Para começar, o nome da empresa sequeré esse. A pequena Acorn Computers, fundada em 1978, inicialmente projetava sistemas computacionais para máquinas caça-níquel. A partir daí, transformava estes sistemas em pequenos microcomputadores baseados em processadores 6502, da Motorola — a mesma família de CPUs que equipava o Apple II e os consoles de videogame Atari 2600 e Commodore 64. Posteriormente, a fabricação desse computador foi subsidiada pela BBC para fins educativos, que à época o transformou em um dos produtos de informática mais populares no Reino Unido: o BBC Micro.

BBC Micro

Lançado em 1982, o BBC Micro, apesar do sucesso, foi vítima de uma engenharia excêntrica. Isso porque a Acorn teve que replicar na placa-mãe o posicionamento do dedo de um dos engenheiros para a máquina funcionar. Ninguém jamais soube do erro de projeto, mas também ninguém reclamou. Steve Furber, um dos compositores da obra e hoje professor da Universidade de Nottingham, explica no vídeo abaixo.

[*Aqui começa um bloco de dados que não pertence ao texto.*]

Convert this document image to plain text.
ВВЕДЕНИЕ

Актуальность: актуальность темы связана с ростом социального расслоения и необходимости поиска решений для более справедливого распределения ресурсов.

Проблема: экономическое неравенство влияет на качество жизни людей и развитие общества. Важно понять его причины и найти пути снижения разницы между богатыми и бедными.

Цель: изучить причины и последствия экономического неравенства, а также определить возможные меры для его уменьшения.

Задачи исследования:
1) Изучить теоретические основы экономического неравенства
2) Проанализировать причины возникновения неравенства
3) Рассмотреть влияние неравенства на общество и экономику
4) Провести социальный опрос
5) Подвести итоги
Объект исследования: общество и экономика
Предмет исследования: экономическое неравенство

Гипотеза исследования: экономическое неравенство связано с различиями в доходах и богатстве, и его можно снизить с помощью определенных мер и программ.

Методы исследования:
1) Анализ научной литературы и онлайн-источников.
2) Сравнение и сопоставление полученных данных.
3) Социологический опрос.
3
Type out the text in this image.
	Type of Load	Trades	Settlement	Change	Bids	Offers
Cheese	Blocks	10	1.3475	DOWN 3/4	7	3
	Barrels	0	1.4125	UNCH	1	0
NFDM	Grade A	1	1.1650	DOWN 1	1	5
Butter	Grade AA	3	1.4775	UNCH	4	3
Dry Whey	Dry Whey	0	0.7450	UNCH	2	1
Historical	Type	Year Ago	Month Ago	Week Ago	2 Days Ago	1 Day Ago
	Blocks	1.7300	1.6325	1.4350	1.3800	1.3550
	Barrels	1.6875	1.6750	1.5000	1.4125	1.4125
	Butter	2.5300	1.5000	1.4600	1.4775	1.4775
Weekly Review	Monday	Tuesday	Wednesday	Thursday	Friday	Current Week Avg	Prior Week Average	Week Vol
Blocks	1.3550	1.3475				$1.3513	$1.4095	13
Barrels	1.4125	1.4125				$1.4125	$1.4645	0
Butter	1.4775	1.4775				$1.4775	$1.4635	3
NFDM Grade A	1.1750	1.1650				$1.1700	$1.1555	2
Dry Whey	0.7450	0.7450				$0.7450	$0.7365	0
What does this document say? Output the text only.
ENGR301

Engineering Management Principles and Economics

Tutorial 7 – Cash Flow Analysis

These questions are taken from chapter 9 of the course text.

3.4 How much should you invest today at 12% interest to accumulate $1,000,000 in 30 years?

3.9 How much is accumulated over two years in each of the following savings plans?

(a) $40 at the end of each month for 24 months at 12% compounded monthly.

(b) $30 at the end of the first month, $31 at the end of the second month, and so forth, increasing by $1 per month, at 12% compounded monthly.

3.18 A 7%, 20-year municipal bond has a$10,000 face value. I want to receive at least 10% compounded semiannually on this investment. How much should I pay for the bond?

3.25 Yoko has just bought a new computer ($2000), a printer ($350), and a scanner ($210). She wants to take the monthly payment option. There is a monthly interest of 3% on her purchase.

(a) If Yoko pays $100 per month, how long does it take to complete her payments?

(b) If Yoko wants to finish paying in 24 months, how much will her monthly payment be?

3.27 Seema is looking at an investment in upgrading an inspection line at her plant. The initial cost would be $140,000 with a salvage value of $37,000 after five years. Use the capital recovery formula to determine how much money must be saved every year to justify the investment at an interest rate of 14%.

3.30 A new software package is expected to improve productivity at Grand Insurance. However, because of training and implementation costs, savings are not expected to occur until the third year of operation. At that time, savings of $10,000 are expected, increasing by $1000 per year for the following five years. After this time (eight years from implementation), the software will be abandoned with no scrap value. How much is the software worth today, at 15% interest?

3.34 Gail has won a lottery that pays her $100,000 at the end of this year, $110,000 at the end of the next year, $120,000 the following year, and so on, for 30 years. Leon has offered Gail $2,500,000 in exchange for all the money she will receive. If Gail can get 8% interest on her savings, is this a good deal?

Esse primeiro esforço da Arm levaria a inovações maiores. De olho no avanço protagonizado por computadores como o PC, da IBM, e o Apple Lisa, os britânicos passaram a experimentar com diversas CPUs, como a Motorola 68000 e a 65816. Chegaram à Intel, inclusive, com um projeto de adotar suas CPUs 80286, mas a empresa americana os ignorou. Foi aí que a brilhante Sophie Wilson, cientista da computação transgênero — pouco lembrada até hoje —, teve a ideia de desenhar o chip Risc, que literalmente criou a base do mundo digital contemporâneo no século XXI.

O primeiro computador pessoal com o microprocessador foi o Acorn Archimedes, lançado em 1987. Três anos depois, a empresa firmou parceria com a Apple para desenvolver o Risc e daí surgiu uma nova companhia, a Arm — uma sigla para “Advanced Risc Machines” —, que unia, em uma joint venture, a Acorn, a empresa de Steve Jobs e a VLSI Technology, fabricante de circuitos integrados. Já no primeiro iPhone, lançado em 2007, a Apple utilizava um processador baseado em chips da Arm; o que sucedeu a isso, virou história.

Onde os processadores da Arm podem ser encontrados?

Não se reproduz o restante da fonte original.